Aim: This study aims to compare the epidemiological data of three cohorts of dysfunctional patients attending to the Clinical Gnathology Service of “Policlinico Umberto I University Hospital -Sapienza University of Rome”, in order to highlight the salient characteristics of Temporomandibular disorders (TMD) and patients who are affected, and understand their evolution over time.
Materials and Methods: A homogeneous population of 387 dysfunctional patients, belonging to three different decades, consecutively extracted from the medical records in the archive, which contained all their personal, anamnestic and clinical data, was selected. All patients were divided into three homogeneous groups of 129 subjects: GI (1990-1993), GII (2000-2003) and GIII (2010-2013). A descriptive statistical analysis of all the clinical and anamnestic data was performed.
Results: The female gender (F) is far more interested in the development of TMD, although the study groups of more recent times shows an increasing trend in the incidence on the male one (M): in GI, the patients of M and F sex are respectively 14.84% and 85.16%; in GII are 15.50% and 84.50%; and in GIII are 20.16% and 79.84%. Regarding the age, in all three groups the most affected range is between 16 and 40 years: 80% in GI, the 68.26% in GII and the 62.02% in GIII. However, the highest age groups, from 41 to 70 years and over, shows a progressive increase in incidence, from the 90s (GI) to today (GIII): the 17.27% in GI; the 30,16% in GII; the 37,20% in GIII. The most frequent TMDs are the joint diseases (GI: 85%; GII: 54.3%; GIII: 51.2%). The disc displacement with reduction (DDWR) is present in the 44,89% of GI patients, the 40,31% of GII, and the 34,11% of GIII. The disc displacement without reduction (DDWoR) is present in the 40,15% of GI patients, the 13,96% of GII, and in the 17.06% of GIII. GIII shows an increased incidence of muscular pathologies (37.2%) compared to previous decades (GI: 10.2%; GII: 35.6%). The parafunctions are a datum of remarkable incidence in all the study groups, especially in GIII. Clenching is present in the 17,05% of GI, in the 30.23% of GII, and in the 62.8% of GIII. Bruxism is present in the 14.96% of GI, in the 11,63% of GII, and in the 35,66% of GIII. Joint pain is the symptom with higher incidence in all analyzed groups, being reported by the 74,42% of GI, the 79.07% of GII and the 69.77% of GIII. This symptom, whether present on the right, on the left or bilaterally, is mostly referred as moderate/severe by patients of GI, GII and GIII, and shows no remarkable discrepancies between the different decades. Headache is a symptom mostly referred as bilateral, and is the comorbidity most reported all three groups: 45.74% in GI, 57.36% in GII, and 66.67% in GIII. Neck pain occurs mostly bilaterally and is reported by a higher percentage of GIII patients (61,24%), compared to GII (41.87%).

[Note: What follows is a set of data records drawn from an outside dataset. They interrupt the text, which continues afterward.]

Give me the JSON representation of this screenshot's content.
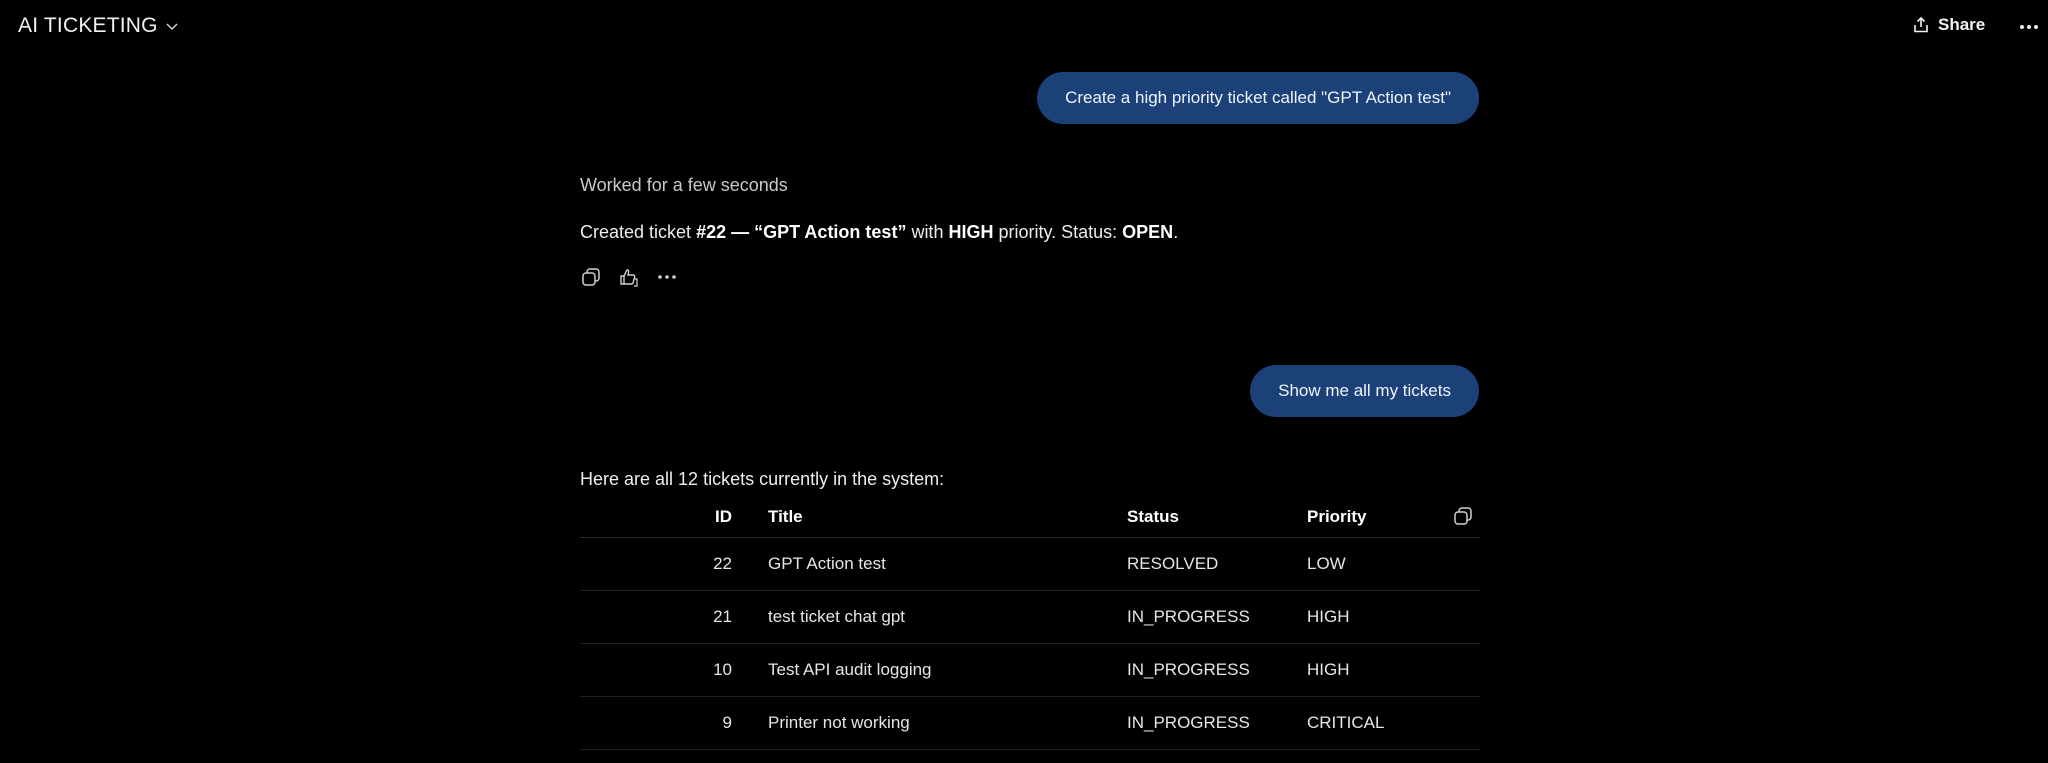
{
  "header": {
    "app_title": "AI TICKETING",
    "share_label": "Share"
  },
  "conversation": {
    "user_message_1": "Create a high priority ticket called \"GPT Action test\"",
    "worked_status": "Worked for a few seconds",
    "reply_1": {
      "prefix": "Created ticket ",
      "ticket_ref": "#22 — “GPT Action test”",
      "mid": " with ",
      "priority": "HIGH",
      "mid2": " priority. Status: ",
      "status": "OPEN",
      "suffix": "."
    },
    "user_message_2": "Show me all my tickets",
    "tickets_intro": "Here are all 12 tickets currently in the system:"
  },
  "table": {
    "columns": [
      "ID",
      "Title",
      "Status",
      "Priority"
    ],
    "rows": [
      {
        "id": "22",
        "title": "GPT Action test",
        "status": "RESOLVED",
        "priority": "LOW"
      },
      {
        "id": "21",
        "title": "test ticket chat gpt",
        "status": "IN_PROGRESS",
        "priority": "HIGH"
      },
      {
        "id": "10",
        "title": "Test API audit logging",
        "status": "IN_PROGRESS",
        "priority": "HIGH"
      },
      {
        "id": "9",
        "title": "Printer not working",
        "status": "IN_PROGRESS",
        "priority": "CRITICAL"
      }
    ]
  },
  "icons": {
    "title_dropdown": "chevron-down-icon",
    "share": "share-icon",
    "more": "more-horizontal-icon",
    "copy": "copy-icon",
    "feedback": "thumbs-feedback-icon",
    "table_copy": "copy-icon"
  },
  "colors": {
    "background": "#000000",
    "user_bubble": "#1b4178",
    "text": "#ececec"
  }
}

Conclusions: the TMD patient, compared to the past, is on average less young and afflicted by painful and chronic diseases, almost constantly accompanied by painful symptoms associated with the purely articular or muscular one, such as headache and neck pain. These features make the dysfunctional patient more complex to be examined, so the specialist need to train properly in order to have a valid diagnostic and therapeutic expertise.
Clinical significance: the dysfunctional patient has changed over time several characteristics that must be considered in clinical practice.